Zu den Maßnahmen gegen Wurzelfäule gehören folgende:
- Der untere Teil des Stiels wird mit einer Mischung aus 1 Teelöffel Kupfersulfat und 3 Esslöffeln zerstoßener Kreide, gelöst in 500 ml Wasser, bestrichen;
- Die Erde und der darüber liegende Stängel werden großzügig mit Holzasche bestäubt;
- Die Sträucher werden zunächst mit Pervikur und nach 5 Tagen mit Fitoflavin besprüht, gemäß den Anweisungen auf der Verpackung;
- Beim Anbau von Gurken im Gewächshaus wird der Boden gründlich mit Alirin-B bewässert.
Agrartechnische Fehler
Krankheiten und Schädlinge sind nicht immer die Ursache für Stängelrisse bei Gurken. Oftmals verursachen Gärtner selbst Ernteausfälle durch unsachgemäße Pflege.

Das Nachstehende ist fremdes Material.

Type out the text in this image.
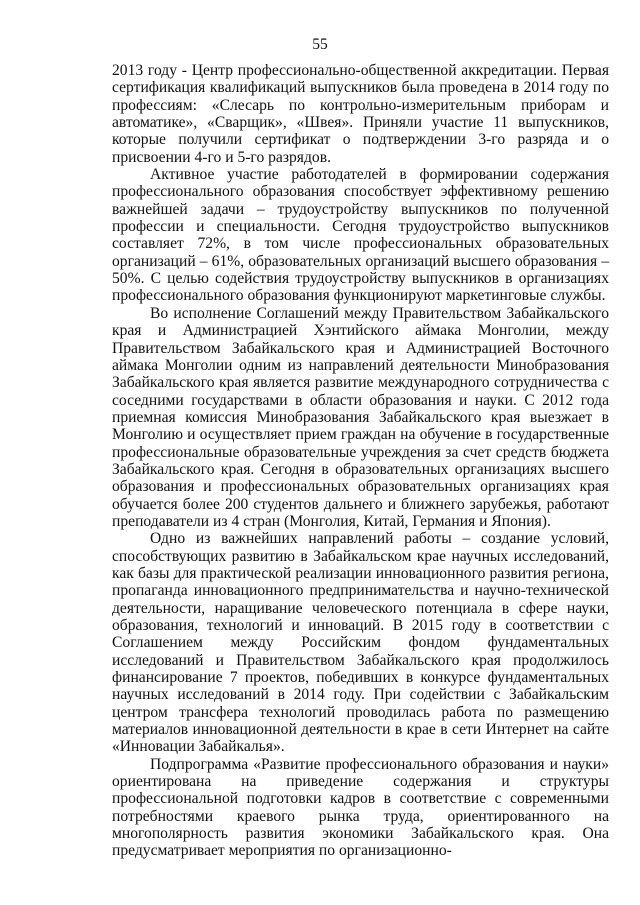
55

2013 году - Центр профессионально-общественной аккредитации. Первая сертификация квалификаций выпускников была проведена в 2014 году по профессиям: «Слесарь по контрольно-измерительным приборам и автоматике», «Сварщик», «Швея». Приняли участие 11 выпускников, которые получили сертификат о подтверждении 3-го разряда и о присвоении 4-го и 5-го разрядов.

Активное участие работодателей в формировании содержания профессионального образования способствует эффективному решению важнейшей задачи – трудоустройству выпускников по полученной профессии и специальности. Сегодня трудоустройство выпускников составляет 72%, в том числе профессиональных образовательных организаций – 61%, образовательных организаций высшего образования – 50%. С целью содействия трудоустройству выпускников в организациях профессионального образования функционируют маркетинговые службы.

Во исполнение Соглашений между Правительством Забайкальского края и Администрацией Хэнтийского аймака Монголии, между Правительством Забайкальского края и Администрацией Восточного аймака Монголии одним из направлений деятельности Минобразования Забайкальского края является развитие международного сотрудничества с соседними государствами в области образования и науки. С 2012 года приемная комиссия Минобразования Забайкальского края выезжает в Монголию и осуществляет прием граждан на обучение в государственные профессиональные образовательные учреждения за счет средств бюджета Забайкальского края. Сегодня в образовательных организациях высшего образования и профессиональных образовательных организациях края обучается более 200 студентов дальнего и ближнего зарубежья, работают преподаватели из 4 стран (Монголия, Китай, Германия и Япония).

Одно из важнейших направлений работы – создание условий, способствующих развитию в Забайкальском крае научных исследований, как базы для практической реализации инновационного развития региона, пропаганда инновационного предпринимательства и научно-технической деятельности, наращивание человеческого потенциала в сфере науки, образования, технологий и инноваций. В 2015 году в соответствии с Соглашением между Российским фондом фундаментальных исследований и Правительством Забайкальского края продолжилось финансирование 7 проектов, победивших в конкурсе фундаментальных научных исследований в 2014 году. При содействии с Забайкальским центром трансфера технологий проводилась работа по размещению материалов инновационной деятельности в крае в сети Интернет на сайте «Инновации Забайкалья».

Подпрограмма «Развитие профессионального образования и науки» ориентирована на приведение содержания и структуры профессиональной подготовки кадров в соответствие с современными потребностями краевого рынка труда, ориентированного на многополярность развития экономики Забайкальского края. Она предусматривает мероприятия по организационно-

Folgende Faktoren können zu Störungen im Wachstum und der Entwicklung von Gurken führen:
- Die Samen wurden vor dem Pflanzen nicht erwärmt und vorbereitet;
- Der Boden für die Setzlinge wurde nicht sterilisiert;
- Die Pflanzung der Setzlinge erfolgte nicht rechtzeitig;
- Es wurde ein ungeeigneter Standort für die Anpflanzung gewählt – eine Tiefebene, zu wenig Sonne, ungünstige Nähe zu anderen Pflanzen;
- Nichteinhaltung der Fruchtfolge (Anbau von Gurken am selben Standort über mehrere Jahre hintereinander);
- ungeeigneter Boden für Gurken;
- falsche Bewässerung – zu viel bei kaltem oder heißem Wetter oder zu wenig bei Verwendung von kaltem Wasser;
- Überschüssige Düngemittel im Boden, insbesondere organische Düngemittel.
Verhütung
Wer beim Gurkenanbau von Anfang an sorgfältig vorgeht, kann ein Aufplatzen des Stiels vermeiden.

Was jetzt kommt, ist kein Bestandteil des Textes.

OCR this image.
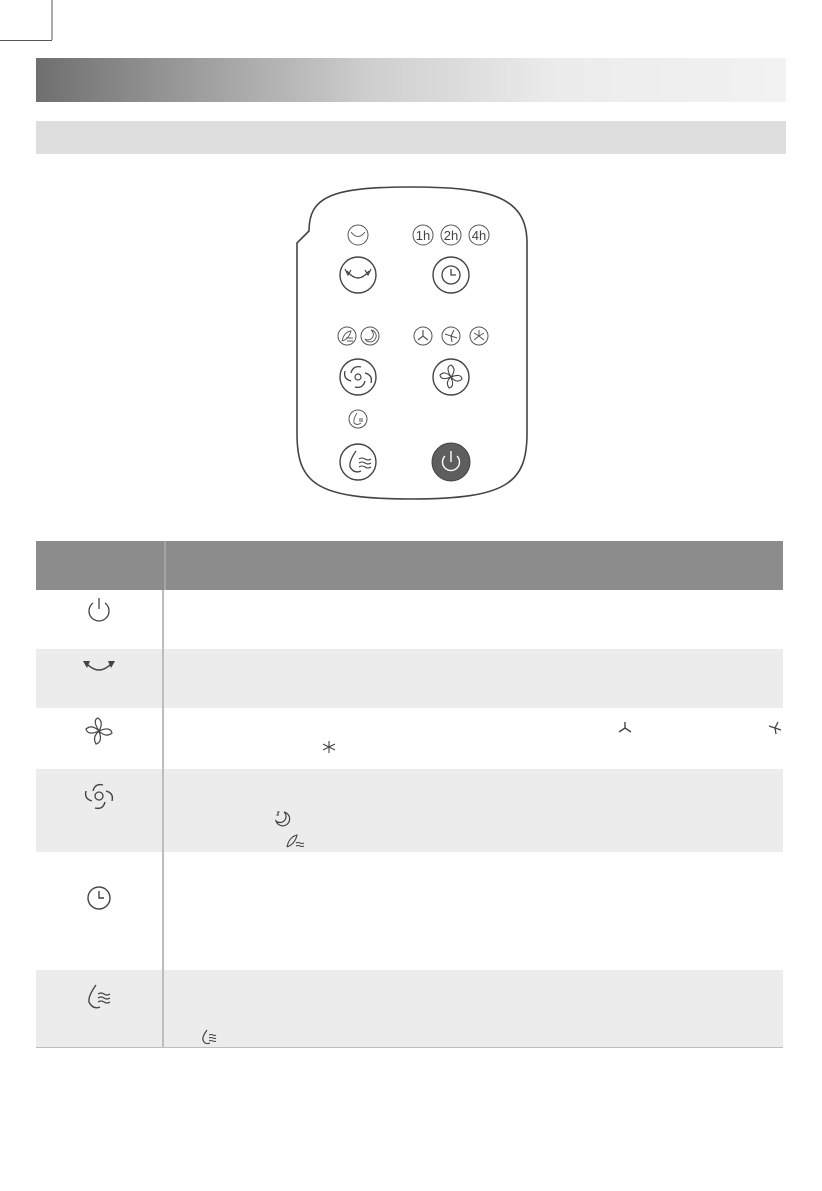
1h 2h 4h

Es genügt, vorbeugende Maßnahmen zu ergreifen:
- Wählen Sie das Saatgut sorgfältig aus und achten Sie dabei auf Material eines zuverlässigen Herstellers.
- Kaufen Sie krankheitsresistente Sorten.

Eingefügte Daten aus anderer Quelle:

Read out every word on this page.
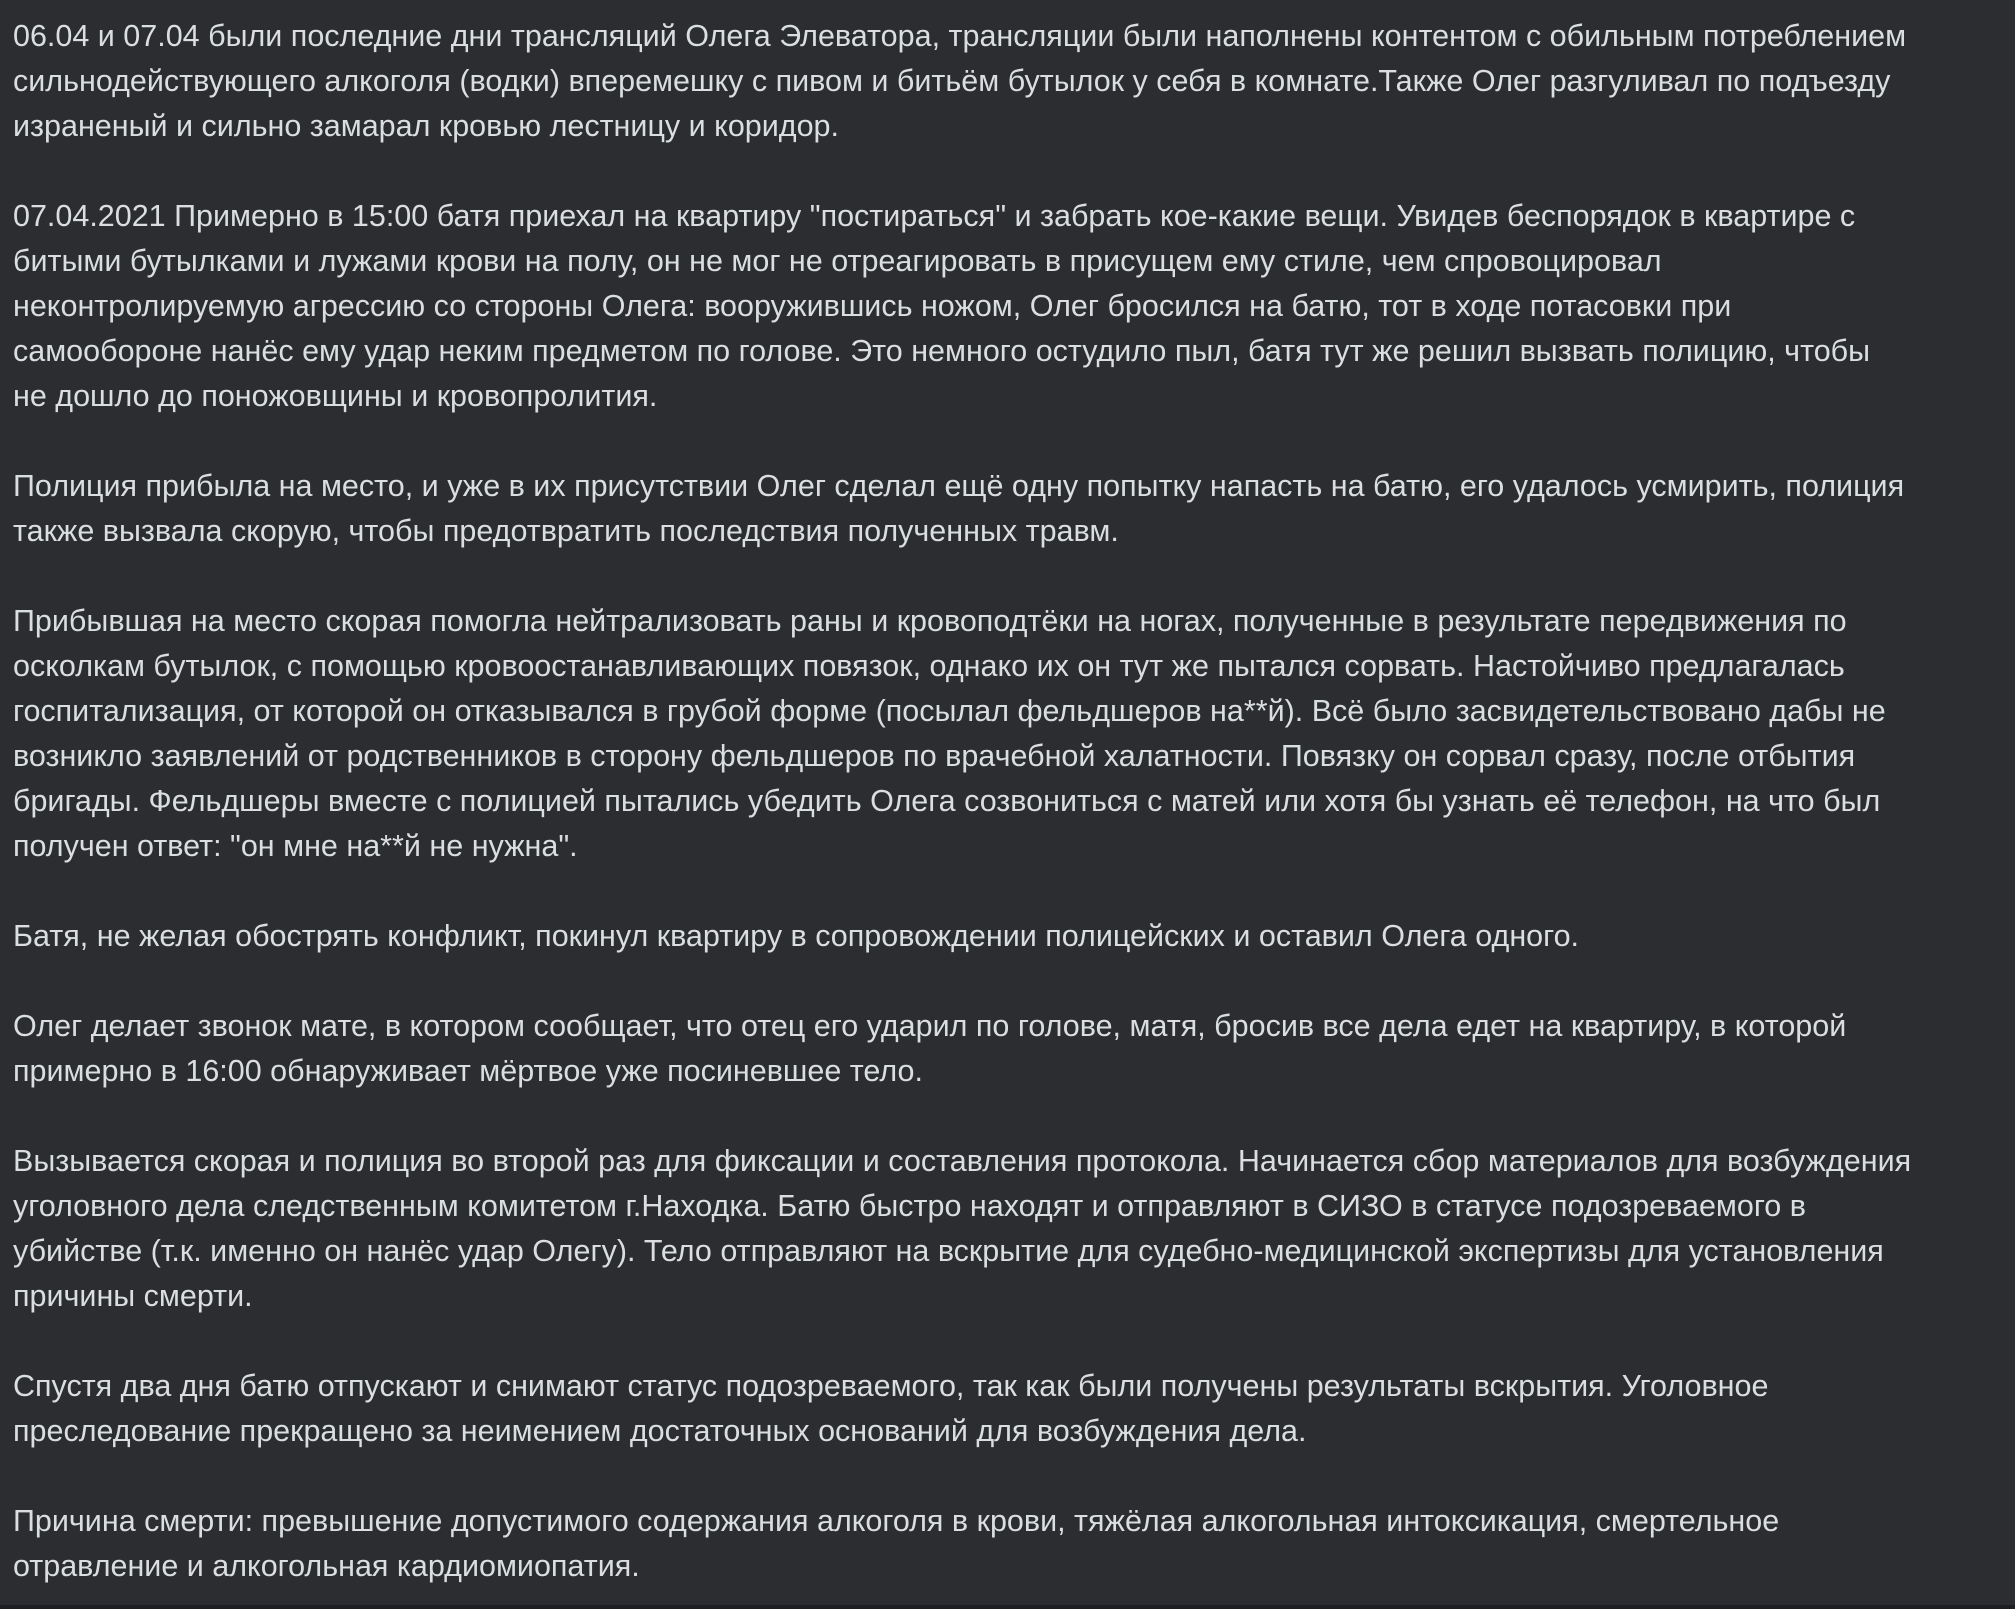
06.04 и 07.04 были последние дни трансляций Олега Элеватора, трансляции были наполнены контентом с обильным потреблением
сильнодействующего алкоголя (водки) вперемешку с пивом и битьём бутылок у себя в комнате.Также Олег разгуливал по подъезду
израненый и сильно замарал кровью лестницу и коридор.

07.04.2021 Примерно в 15:00 батя приехал на квартиру "постираться" и забрать кое-какие вещи. Увидев беспорядок в квартире с
битыми бутылками и лужами крови на полу, он не мог не отреагировать в присущем ему стиле, чем спровоцировал
неконтролируемую агрессию со стороны Олега: вооружившись ножом, Олег бросился на батю, тот в ходе потасовки при
самообороне нанёс ему удар неким предметом по голове. Это немного остудило пыл, батя тут же решил вызвать полицию, чтобы
не дошло до поножовщины и кровопролития.

Полиция прибыла на место, и уже в их присутствии Олег сделал ещё одну попытку напасть на батю, его удалось усмирить, полиция
также вызвала скорую, чтобы предотвратить последствия полученных травм.

Прибывшая на место скорая помогла нейтрализовать раны и кровоподтёки на ногах, полученные в результате передвижения по
осколкам бутылок, с помощью кровоостанавливающих повязок, однако их он тут же пытался сорвать. Настойчиво предлагалась
госпитализация, от которой он отказывался в грубой форме (посылал фельдшеров на**й). Всё было засвидетельствовано дабы не
возникло заявлений от родственников в сторону фельдшеров по врачебной халатности. Повязку он сорвал сразу, после отбытия
бригады. Фельдшеры вместе с полицией пытались убедить Олега созвониться с матей или хотя бы узнать её телефон, на что был
получен ответ: "он мне на**й не нужна".

Батя, не желая обострять конфликт, покинул квартиру в сопровождении полицейских и оставил Олега одного.

Олег делает звонок мате, в котором сообщает, что отец его ударил по голове, матя, бросив все дела едет на квартиру, в которой
примерно в 16:00 обнаруживает мёртвое уже посиневшее тело.

Вызывается скорая и полиция во второй раз для фиксации и составления протокола. Начинается сбор материалов для возбуждения
уголовного дела следственным комитетом г.Находка. Батю быстро находят и отправляют в СИЗО в статусе подозреваемого в
убийстве (т.к. именно он нанёс удар Олегу). Тело отправляют на вскрытие для судебно-медицинской экспертизы для установления
причины смерти.

Спустя два дня батю отпускают и снимают статус подозреваемого, так как были получены результаты вскрытия. Уголовное
преследование прекращено за неимением достаточных оснований для возбуждения дела.

Причина смерти: превышение допустимого содержания алкоголя в крови, тяжёлая алкогольная интоксикация, смертельное
отравление и алкогольная кардиомиопатия.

- Bereiten Sie das Saatgut vor, indem Sie es vor dem Pflanzen im Kühlschrank härten, es mit einer schwachen Manganlösung behandeln und die Exemplare auswählen, die an die Oberfläche schwimmen.
- Sterilisieren Sie die Erde, in der die Sämlinge wachsen sollen. Dazu können Sie die Erdmischung 20–30 Minuten lang bei 180 °C im Backofen backen.
- Entfernen Sie im offenen Beet alle Pflanzenreste und Unrat, lockern Sie den Boden gründlich auf und bewässern Sie ihn mit einer Kaliumpermanganatlösung.
- Um sicherzustellen, dass der Boden im Gartenbeet den erforderlichen Feuchtigkeitsgehalt beibehält, mulchen Sie die Zwischenräume zwischen den Reihen mit Sägemehl oder Heu.
- Halten Sie einen regelmäßigen Düngeplan ein. Düngen Sie alle 10-12 Tage vor der Blüte mit Stickstoff und während der Fruchtbildung mit Kalium und Phosphor.
- Die Sträucher lassen sich durch das Abschneiden alter Triebe, zusätzlicher Triebe (Stiefkinder) sowie vergilbter oder beschädigter Blätter in Form bringen.
- Bei der Anzucht im Gewächshaus ist für regelmäßige Belüftung zu sorgen, um ein geeignetes Mikroklima zu gewährleisten: Luftfeuchtigkeit 80-85 %, Temperatur +25-30°C tagsüber und +15-18°C nachts.
- Behandeln Sie die Pflanzen alle 2 Wochen mit Agravertin, Biotin oder Fitoverm, um Schädlinge fernzuhalten.
Die richtige Pflege, geeignete Vorbeugemaßnahmen und die Überwachung von Wachstum und Entwicklung der Gurken tragen zu einer guten und gesunden Ernte bei. In den meisten Fällen benötigt die Pflanze eine ausgewogene Nährstoffversorgung. Oberflächenbehandlung Und Glasurum ein Brechen der Stängel zu verhindern. Aber auch andere Probleme lassen sich durch frühzeitiges Erkennen lösen.